Some patterns suggest themselves. Adversarial dynamics seem to produce the best results when the task involves discrimination — distinguishing true from false, good from bad, correct from incorrect. GANs improve at generation because the discriminator is constantly forcing the generator to be more precise. Multi-agent debate improves reasoning because disagreement surfaces the weaknesses in each position. Opposition is a form of quality control, and quality control is most valuable when the cost of being wrong is high and hard to detect.
Flow and coordination — the Ostrom model, the open-source model, the swarm model — seem to perform best when the task involves construction rather than discrimination. Building something new, expanding a knowledge base, exploring a solution space. Here, adversarial pressure can be counterproductive: it narrows the search rather than broadening it, optimizes locally rather than globally, and produces confidence in the wrong things. What these situations call for is trust and a shared direction, not opposition.
If that pattern holds — and it is a hypothesis, not a conclusion — then the design question for AI-native organizations is not "how much friction should we have" but "what is this part of the organization trying to do, and which mode does that work call for." The same organization might need adversarial structures for its verification and decision-making layers, and flow-based structures for its generative and exploratory layers. Designing that deliberately, rather than defaulting to one mode throughout, is probably closer to what organizational excellence looks like at AI scale.

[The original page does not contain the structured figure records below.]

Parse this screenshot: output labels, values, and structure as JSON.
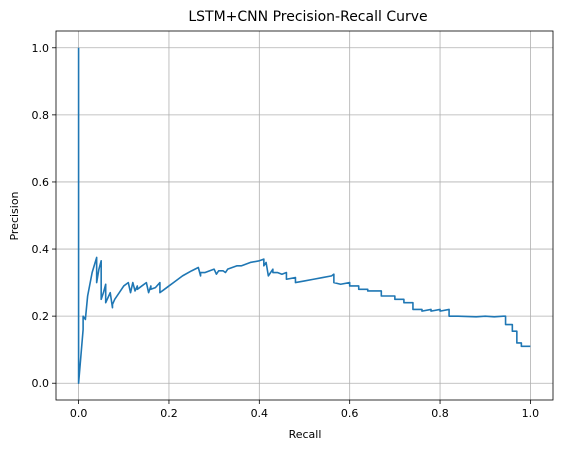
{
  "chart_data": {
    "type": "line",
    "title": "LSTM+CNN Precision-Recall Curve",
    "xlabel": "Recall",
    "ylabel": "Precision",
    "xlim": [
      -0.05,
      1.05
    ],
    "ylim": [
      -0.05,
      1.05
    ],
    "xticks": [
      "0.0",
      "0.2",
      "0.4",
      "0.6",
      "0.8",
      "1.0"
    ],
    "yticks": [
      "0.0",
      "0.2",
      "0.4",
      "0.6",
      "0.8",
      "1.0"
    ],
    "xtick_values": [
      0,
      0.2,
      0.4,
      0.6,
      0.8,
      1.0
    ],
    "ytick_values": [
      0,
      0.2,
      0.4,
      0.6,
      0.8,
      1.0
    ],
    "grid": true,
    "line_color": "#1f77b4",
    "series": [
      {
        "x": [
          0,
          0,
          0,
          0.005,
          0.01,
          0.01,
          0.015,
          0.02,
          0.03,
          0.04,
          0.04,
          0.045,
          0.05,
          0.05,
          0.055,
          0.06,
          0.06,
          0.065,
          0.07,
          0.075,
          0.075,
          0.08,
          0.09,
          0.1,
          0.11,
          0.115,
          0.12,
          0.125,
          0.13,
          0.13,
          0.14,
          0.15,
          0.155,
          0.16,
          0.16,
          0.17,
          0.18,
          0.18,
          0.19,
          0.2,
          0.21,
          0.22,
          0.23,
          0.25,
          0.265,
          0.27,
          0.27,
          0.28,
          0.3,
          0.305,
          0.31,
          0.32,
          0.325,
          0.33,
          0.34,
          0.35,
          0.36,
          0.38,
          0.4,
          0.41,
          0.41,
          0.415,
          0.42,
          0.43,
          0.43,
          0.44,
          0.45,
          0.46,
          0.46,
          0.48,
          0.48,
          0.5,
          0.52,
          0.54,
          0.56,
          0.565,
          0.565,
          0.58,
          0.6,
          0.6,
          0.62,
          0.62,
          0.64,
          0.64,
          0.67,
          0.67,
          0.7,
          0.7,
          0.72,
          0.72,
          0.74,
          0.74,
          0.76,
          0.76,
          0.78,
          0.78,
          0.8,
          0.8,
          0.82,
          0.82,
          0.84,
          0.84,
          0.88,
          0.9,
          0.92,
          0.94,
          0.945,
          0.945,
          0.96,
          0.96,
          0.97,
          0.97,
          0.98,
          0.98,
          1.0
        ],
        "y": [
          1.0,
          0.0,
          0.0,
          0.08,
          0.16,
          0.2,
          0.19,
          0.26,
          0.33,
          0.375,
          0.3,
          0.34,
          0.365,
          0.25,
          0.27,
          0.295,
          0.24,
          0.255,
          0.27,
          0.225,
          0.235,
          0.25,
          0.27,
          0.29,
          0.3,
          0.27,
          0.3,
          0.275,
          0.29,
          0.28,
          0.29,
          0.3,
          0.27,
          0.29,
          0.28,
          0.285,
          0.3,
          0.27,
          0.28,
          0.29,
          0.3,
          0.31,
          0.32,
          0.335,
          0.345,
          0.32,
          0.33,
          0.33,
          0.34,
          0.325,
          0.335,
          0.335,
          0.33,
          0.34,
          0.345,
          0.35,
          0.35,
          0.36,
          0.365,
          0.37,
          0.35,
          0.36,
          0.32,
          0.34,
          0.33,
          0.33,
          0.325,
          0.33,
          0.31,
          0.315,
          0.3,
          0.305,
          0.31,
          0.315,
          0.32,
          0.325,
          0.3,
          0.295,
          0.3,
          0.29,
          0.29,
          0.28,
          0.28,
          0.275,
          0.275,
          0.26,
          0.26,
          0.25,
          0.25,
          0.24,
          0.24,
          0.22,
          0.22,
          0.215,
          0.22,
          0.215,
          0.22,
          0.215,
          0.22,
          0.2,
          0.2,
          0.2,
          0.198,
          0.2,
          0.198,
          0.2,
          0.2,
          0.175,
          0.175,
          0.155,
          0.155,
          0.12,
          0.12,
          0.11,
          0.11
        ]
      }
    ]
  }
}
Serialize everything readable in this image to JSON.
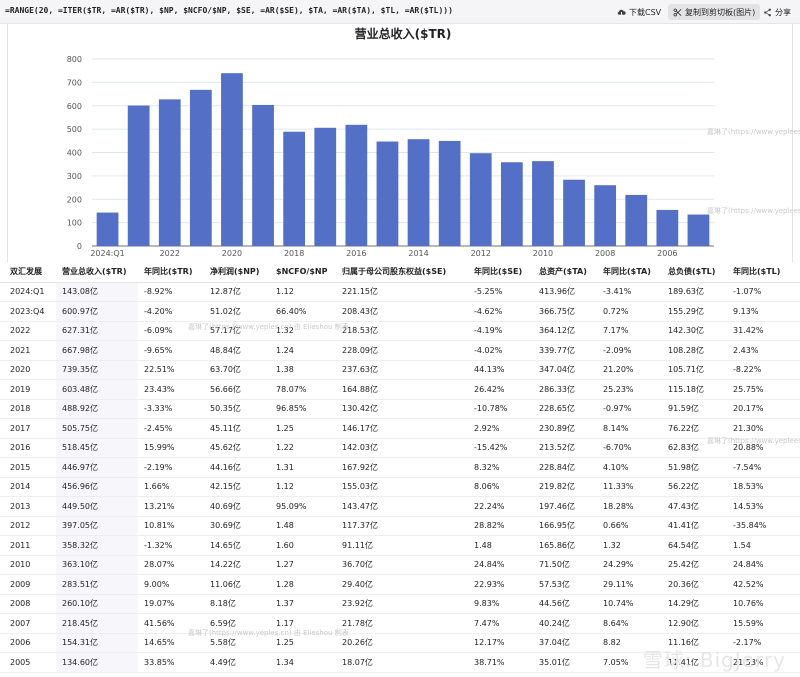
{
  "toolbar": {
    "formula": "=RANGE(20, =ITER($TR, =AR($TR), $NP, $NCFO/$NP, $SE, =AR($SE), $TA, =AR($TA), $TL, =AR($TL)))",
    "download_label": "下载CSV",
    "copy_label": "复制到剪切板(图片)",
    "share_label": "分享"
  },
  "watermark": {
    "text_a": "嘉琳了(https://www.yeples.cn) 由 Elieshou 制表",
    "text_b": "嘉琳了(https://www.yeplees.cn)",
    "brand": "雪球: BigJerry"
  },
  "chart_data": {
    "type": "bar",
    "title": "营业总收入($TR)",
    "categories": [
      "2024:Q1",
      "2023:Q4",
      "2022",
      "2021",
      "2020",
      "2019",
      "2018",
      "2017",
      "2016",
      "2015",
      "2014",
      "2013",
      "2012",
      "2011",
      "2010",
      "2009",
      "2008",
      "2007",
      "2006",
      "2005"
    ],
    "values": [
      143.08,
      600.97,
      627.31,
      667.98,
      739.35,
      603.48,
      488.92,
      505.75,
      518.45,
      446.97,
      456.96,
      449.5,
      397.05,
      358.32,
      363.1,
      283.51,
      260.1,
      218.45,
      154.31,
      134.6
    ],
    "x_tick_labels": [
      "2024:Q1",
      "2022",
      "2020",
      "2018",
      "2016",
      "2014",
      "2012",
      "2010",
      "2008",
      "2006"
    ],
    "ylim": [
      0,
      800
    ],
    "y_ticks": [
      "800",
      "700",
      "600",
      "500",
      "400",
      "300",
      "200",
      "100",
      "0"
    ],
    "bar_color": "#5470c6",
    "grid": true
  },
  "table": {
    "headers": [
      "双汇发展",
      "营业总收入($TR)",
      "年同比($TR)",
      "净利润($NP)",
      "$NCFO/$NP",
      "归属于母公司股东权益($SE)",
      "年同比($SE)",
      "总资产($TA)",
      "年同比($TA)",
      "总负债($TL)",
      "年同比($TL)"
    ],
    "rows": [
      [
        "2024:Q1",
        "143.08亿",
        "-8.92%",
        "12.87亿",
        "1.12",
        "221.15亿",
        "-5.25%",
        "413.96亿",
        "-3.41%",
        "189.63亿",
        "-1.07%"
      ],
      [
        "2023:Q4",
        "600.97亿",
        "-4.20%",
        "51.02亿",
        "66.40%",
        "208.43亿",
        "-4.62%",
        "366.75亿",
        "0.72%",
        "155.29亿",
        "9.13%"
      ],
      [
        "2022",
        "627.31亿",
        "-6.09%",
        "57.17亿",
        "1.32",
        "218.53亿",
        "-4.19%",
        "364.12亿",
        "7.17%",
        "142.30亿",
        "31.42%"
      ],
      [
        "2021",
        "667.98亿",
        "-9.65%",
        "48.84亿",
        "1.24",
        "228.09亿",
        "-4.02%",
        "339.77亿",
        "-2.09%",
        "108.28亿",
        "2.43%"
      ],
      [
        "2020",
        "739.35亿",
        "22.51%",
        "63.70亿",
        "1.38",
        "237.63亿",
        "44.13%",
        "347.04亿",
        "21.20%",
        "105.71亿",
        "-8.22%"
      ],
      [
        "2019",
        "603.48亿",
        "23.43%",
        "56.66亿",
        "78.07%",
        "164.88亿",
        "26.42%",
        "286.33亿",
        "25.23%",
        "115.18亿",
        "25.75%"
      ],
      [
        "2018",
        "488.92亿",
        "-3.33%",
        "50.35亿",
        "96.85%",
        "130.42亿",
        "-10.78%",
        "228.65亿",
        "-0.97%",
        "91.59亿",
        "20.17%"
      ],
      [
        "2017",
        "505.75亿",
        "-2.45%",
        "45.11亿",
        "1.25",
        "146.17亿",
        "2.92%",
        "230.89亿",
        "8.14%",
        "76.22亿",
        "21.30%"
      ],
      [
        "2016",
        "518.45亿",
        "15.99%",
        "45.62亿",
        "1.22",
        "142.03亿",
        "-15.42%",
        "213.52亿",
        "-6.70%",
        "62.83亿",
        "20.88%"
      ],
      [
        "2015",
        "446.97亿",
        "-2.19%",
        "44.16亿",
        "1.31",
        "167.92亿",
        "8.32%",
        "228.84亿",
        "4.10%",
        "51.98亿",
        "-7.54%"
      ],
      [
        "2014",
        "456.96亿",
        "1.66%",
        "42.15亿",
        "1.12",
        "155.03亿",
        "8.06%",
        "219.82亿",
        "11.33%",
        "56.22亿",
        "18.53%"
      ],
      [
        "2013",
        "449.50亿",
        "13.21%",
        "40.69亿",
        "95.09%",
        "143.47亿",
        "22.24%",
        "197.46亿",
        "18.28%",
        "47.43亿",
        "14.53%"
      ],
      [
        "2012",
        "397.05亿",
        "10.81%",
        "30.69亿",
        "1.48",
        "117.37亿",
        "28.82%",
        "166.95亿",
        "0.66%",
        "41.41亿",
        "-35.84%"
      ],
      [
        "2011",
        "358.32亿",
        "-1.32%",
        "14.65亿",
        "1.60",
        "91.11亿",
        "1.48",
        "165.86亿",
        "1.32",
        "64.54亿",
        "1.54"
      ],
      [
        "2010",
        "363.10亿",
        "28.07%",
        "14.22亿",
        "1.27",
        "36.70亿",
        "24.84%",
        "71.50亿",
        "24.29%",
        "25.42亿",
        "24.84%"
      ],
      [
        "2009",
        "283.51亿",
        "9.00%",
        "11.06亿",
        "1.28",
        "29.40亿",
        "22.93%",
        "57.53亿",
        "29.11%",
        "20.36亿",
        "42.52%"
      ],
      [
        "2008",
        "260.10亿",
        "19.07%",
        "8.18亿",
        "1.37",
        "23.92亿",
        "9.83%",
        "44.56亿",
        "10.74%",
        "14.29亿",
        "10.76%"
      ],
      [
        "2007",
        "218.45亿",
        "41.56%",
        "6.59亿",
        "1.17",
        "21.78亿",
        "7.47%",
        "40.24亿",
        "8.64%",
        "12.90亿",
        "15.59%"
      ],
      [
        "2006",
        "154.31亿",
        "14.65%",
        "5.58亿",
        "1.25",
        "20.26亿",
        "12.17%",
        "37.04亿",
        "8.82",
        "11.16亿",
        "-2.17%"
      ],
      [
        "2005",
        "134.60亿",
        "33.85%",
        "4.49亿",
        "1.34",
        "18.07亿",
        "38.71%",
        "35.01亿",
        "7.05%",
        "11.41亿",
        "21.53%"
      ]
    ]
  }
}
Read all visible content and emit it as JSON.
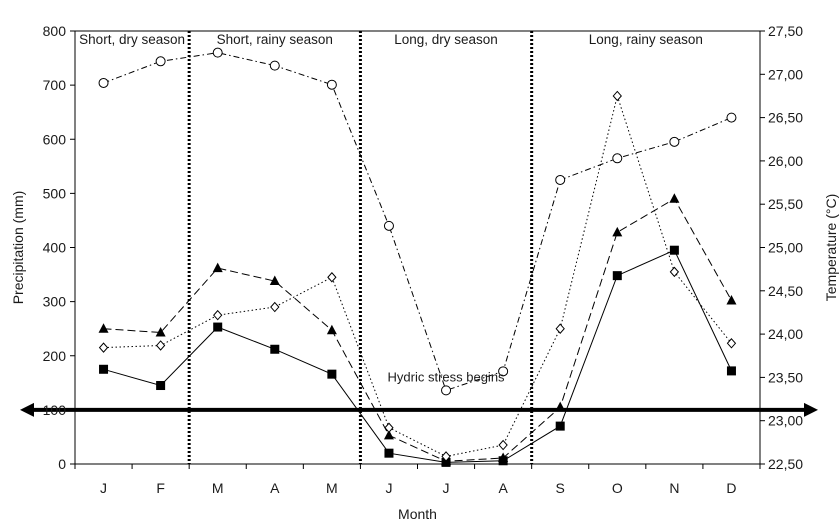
{
  "chart_data": {
    "type": "line",
    "categories": [
      "J",
      "F",
      "M",
      "A",
      "M",
      "J",
      "J",
      "A",
      "S",
      "O",
      "N",
      "D"
    ],
    "xlabel": "Month",
    "ylabel": "Precipitation (mm)",
    "ylabel_right": "Temperature (°C)",
    "ylim": [
      0,
      800
    ],
    "yticks": [
      0,
      100,
      200,
      300,
      400,
      500,
      600,
      700,
      800
    ],
    "ylim_right": [
      22.5,
      27.5
    ],
    "yticks_right": [
      "22,50",
      "23,00",
      "23,50",
      "24,00",
      "24,50",
      "25,00",
      "25,50",
      "26,00",
      "26,50",
      "27,00",
      "27,50"
    ],
    "grid": false,
    "series": [
      {
        "marker": "filled-square",
        "line": "solid",
        "axis": "left",
        "values": [
          175,
          145,
          253,
          212,
          166,
          20,
          3,
          6,
          70,
          348,
          395,
          172
        ]
      },
      {
        "marker": "filled-triangle",
        "line": "dashed",
        "axis": "left",
        "values": [
          250,
          243,
          362,
          338,
          247,
          53,
          5,
          11,
          105,
          428,
          490,
          302
        ]
      },
      {
        "marker": "open-diamond",
        "line": "dotted",
        "axis": "left",
        "values": [
          215,
          219,
          275,
          290,
          345,
          67,
          14,
          35,
          250,
          680,
          355,
          223
        ]
      },
      {
        "marker": "open-circle",
        "line": "dash-dot",
        "axis": "right",
        "values": [
          26.9,
          27.15,
          27.25,
          27.1,
          26.88,
          25.25,
          23.35,
          23.57,
          25.78,
          26.03,
          26.22,
          26.5
        ]
      }
    ],
    "seasons": [
      "Short, dry season",
      "Short, rainy season",
      "Long, dry season",
      "Long, rainy season"
    ],
    "season_boundaries": [
      2,
      5,
      8
    ],
    "threshold": {
      "value": 100,
      "label": "Hydric stress begins"
    }
  }
}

Whether AI systems can make that determination themselves — recognizing when they need friction and when they need flow, and switching between modes accordingly — is a question that hasn't been seriously addressed yet. Current multi-agent architectures are mostly basic hierarchies: simple tree structures that reflect how we already think about software and tools. They are first-generation designs, reasonable starting points, and almost certainly not where this ends up.
The Experiment
The hallucination critique, revisited from here, looks like a category error. We are judging the reliability of something at the individual-tool level while it is already beginning to operate at a level where the relevant unit of analysis is the organization. And at that level, the question of whether any single component fails is less important than the question of how the system is structured to handle failure — and whether the structure knows the difference between the friction that wastes and the friction that works.
We are, without quite acknowledging it, at the beginning of the largest organizational experiment in history. AI-native organizations will be built. They will fail in ways we didn't predict and succeed in ways we didn't expect. The naive version will try to remove all friction and produce something efficient and brittle. The more interesting version will have to figure out what the friction was for.
How much of what slows us down is also part of what we can accomplish? That question doesn't have an answer yet. It may be the most important one on the table.